In light of the recent flip of Justin Scott and the subsequent gnashing of teeth and screaming of "Just pay the kid!" I wanted to take a stab at explaining why that is an unreasonable take. I want to preface this with a statement that I have no idea what OSU's NIL strategy actually is, nor do I 100% know what other schools are doing, but from everything that has been said about NIL over the past several years, there appears to be two distinctly different NIL strategies in play for different schools across the nation:
1) Spread the wealth - recruit a class that still strikes on quality, but focuses more on the quantity of quality recruits, rather than spending big on just a handful of big play-makers.
2) Spend for the top end - recruit a class of mostly mid and sub-mid players, but be willing to go above-and-beyond for the top 3-6 players in your class and substantially out-spend your competitors.

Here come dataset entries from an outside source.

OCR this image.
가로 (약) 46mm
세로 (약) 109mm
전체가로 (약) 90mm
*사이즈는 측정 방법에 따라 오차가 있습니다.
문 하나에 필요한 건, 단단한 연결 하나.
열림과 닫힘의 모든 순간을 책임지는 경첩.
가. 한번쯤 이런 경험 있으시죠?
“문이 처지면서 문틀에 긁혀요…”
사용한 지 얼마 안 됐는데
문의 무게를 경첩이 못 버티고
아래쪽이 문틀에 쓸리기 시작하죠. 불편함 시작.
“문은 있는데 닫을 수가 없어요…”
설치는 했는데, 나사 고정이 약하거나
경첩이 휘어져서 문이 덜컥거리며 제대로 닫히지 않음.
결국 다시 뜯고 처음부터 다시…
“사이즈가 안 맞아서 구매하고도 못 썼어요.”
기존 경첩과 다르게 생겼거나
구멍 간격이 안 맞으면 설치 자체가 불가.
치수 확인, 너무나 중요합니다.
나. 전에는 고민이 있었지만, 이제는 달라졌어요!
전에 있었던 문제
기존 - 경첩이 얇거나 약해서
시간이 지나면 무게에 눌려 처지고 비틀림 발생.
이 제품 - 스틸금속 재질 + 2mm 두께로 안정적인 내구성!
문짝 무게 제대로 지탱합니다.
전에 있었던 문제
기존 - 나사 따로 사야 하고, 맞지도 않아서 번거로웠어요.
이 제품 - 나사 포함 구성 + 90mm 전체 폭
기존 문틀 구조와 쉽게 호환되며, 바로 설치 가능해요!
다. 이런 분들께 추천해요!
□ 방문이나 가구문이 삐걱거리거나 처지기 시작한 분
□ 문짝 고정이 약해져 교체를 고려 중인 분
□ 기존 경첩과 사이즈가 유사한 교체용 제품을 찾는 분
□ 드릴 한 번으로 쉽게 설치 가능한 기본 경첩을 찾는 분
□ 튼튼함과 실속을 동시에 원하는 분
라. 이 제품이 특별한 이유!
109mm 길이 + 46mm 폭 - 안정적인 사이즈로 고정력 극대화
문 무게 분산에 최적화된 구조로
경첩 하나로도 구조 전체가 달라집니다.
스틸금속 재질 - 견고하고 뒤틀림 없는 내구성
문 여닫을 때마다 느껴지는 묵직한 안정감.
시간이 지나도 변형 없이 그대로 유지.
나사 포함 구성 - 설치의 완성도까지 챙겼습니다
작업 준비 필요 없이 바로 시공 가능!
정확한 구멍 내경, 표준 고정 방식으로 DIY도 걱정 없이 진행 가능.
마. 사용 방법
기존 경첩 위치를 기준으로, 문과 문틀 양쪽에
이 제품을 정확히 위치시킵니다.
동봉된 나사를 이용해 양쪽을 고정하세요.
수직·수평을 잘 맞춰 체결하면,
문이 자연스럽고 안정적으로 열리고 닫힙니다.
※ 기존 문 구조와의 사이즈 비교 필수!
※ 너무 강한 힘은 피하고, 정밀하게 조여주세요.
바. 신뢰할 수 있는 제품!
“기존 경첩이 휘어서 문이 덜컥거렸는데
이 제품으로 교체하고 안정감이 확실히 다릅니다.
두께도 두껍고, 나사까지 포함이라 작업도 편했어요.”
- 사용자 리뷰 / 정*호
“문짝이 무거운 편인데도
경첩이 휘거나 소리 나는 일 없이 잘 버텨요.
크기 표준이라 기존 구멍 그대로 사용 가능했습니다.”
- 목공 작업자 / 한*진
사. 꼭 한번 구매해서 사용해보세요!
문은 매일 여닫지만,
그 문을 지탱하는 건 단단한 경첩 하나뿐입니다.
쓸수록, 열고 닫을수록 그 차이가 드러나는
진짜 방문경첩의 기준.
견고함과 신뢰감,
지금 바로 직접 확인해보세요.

While thinking about these two strategies, it is important to realize that no school, Ohio State included, is just sitting on an endless supply of Scrooge McDuck money. And schools are not allowed to take school funds and direct them to prospective athletes (so the size of an athletic budget DOES NOT MATTER). Any money that is being funneled to recruits is coming from boosters and collectives. It may come out eventually that some schools are playing fast and loose with that rule, but let's assume for a moment that this rule is actually being followed, or at least being followed by Ohio State in particular.
A common point of consternation amongst our fans right now seems to be coming from two facts: We have the largest fan/alumni base in the nation, and a statement was made in the spring about how OSU was not going to be out-NIL'd by anyone this year, and yet, we keep seeing things like yesterday happen. So why? Are we being lied to? I don't particularly think so, and here's why:
Yes, OSU has a huge alumni base with multiple wealthy donors and, as such, we have a correspondingly large NIL fund - perhaps one of the largest in the country - hence the statement about how we wouldn't be out-NIL'd this year. But, in hindsight, I believe that statement should be revised to read that we won't be out-NIL'd by anyone within reason. The primary reason for this is due to our approach, which appears to fall firmly under strategy 1 - spread the wealth.
Let's hypothetically say that Ohio State has an NIL fund of $7 million and the football staff has to plan on budgeting that amount for approx 25 recruits each year. Our staff also seems to want to take a quantity over pure quality approach, as shown by the fact that we routinely are in the top three schools in the number of blue-chip recruits we bring in. So using this year as an example, our staff needs to plan on dividing those funds between 3-6 five-star players, a dozen or so additional four-star recruits, and a handful of three-star developmental players. That might break down to approx $400-$500k for each five-star, $200-$300k for each four-star, and <$100k for your three-star guys. Those are really good paydays (and why we may have been Dylan Stewart's top offer, as well as Justin Scott's top offer at the time)! But with 5 five-stars (and a budget for Seaton), 14 four-stars, and 4 three-stars, that $7 mil budget goes fast! Sure, you can save some money here or there on an Ohio recruit who loves the idea of playing for OSU, but you may also have to overpay to steal a fast-rising guy like Leroy Roker from Iowa, a Carlon Jones from Nebraska, or a Lincoln Keinholz from Washington.
On the flip-side, let's imagine that Miami has an NIL budget of $5 mil, but falls firmly under recruiting strategy #2. Miami has a smaller budget, but for their 27 recruits, 16 of them are of the three-star variety and would be a bottom-four player in our 24-man class. Let's assume Miami is giving these guys pennies (<$50k). If Miami pays market value for 6 of their 11 blue-chippers ($200-300K), they can afford to go absolutely bananas for their top 5. So when Miami decides to pay Marquise Lightfoot five-star+ money, or $800-$900k for Justin Scott, it's not necessarily possible for Ohio State to just match. Those funds have already been accounted for. So unless they can go back to a booster and say "Hey, we need another $300-$400k to match this offer for Scott. Oh, and then we also need a $200-$300k raise for our other five-stars as well, so they don't feel jealous." It just isn't reasonable to "match".
This is the same for other schools as well. Oregon has a single five-star in their class in addition to the fact that they aren't exactly poor on the NIL front, so they can afford to pay him, as well as several of their top four-star recruits, above market value. The same thing can be said for Auburn and Tennessee. These are teams with fewer blue-chip recruits (sometimes substantially fewer). Auburn has exactly 6 recruits rated higher than a 90 on 247. That's half as many as us, and a third as many as Georgia. So if they want to pay like crazy for their top end, they 1) can afford to do that, even with a smaller overall budget, and 2) they can use that to steal players from the Ohio State's, Georgia's, and Alabama's of the world who are spread much thinner.
While I agree with many posters, that Ohio State should be willing, at times, to bend on their budget for certain must-get players at premium positions (Seaton, Smith, top-flight DE's and QB's), I just don't think it is realistic to do this all the time or for every player who might end up getting poached from us. (But feel free to tell me how wrong I am in the comments!)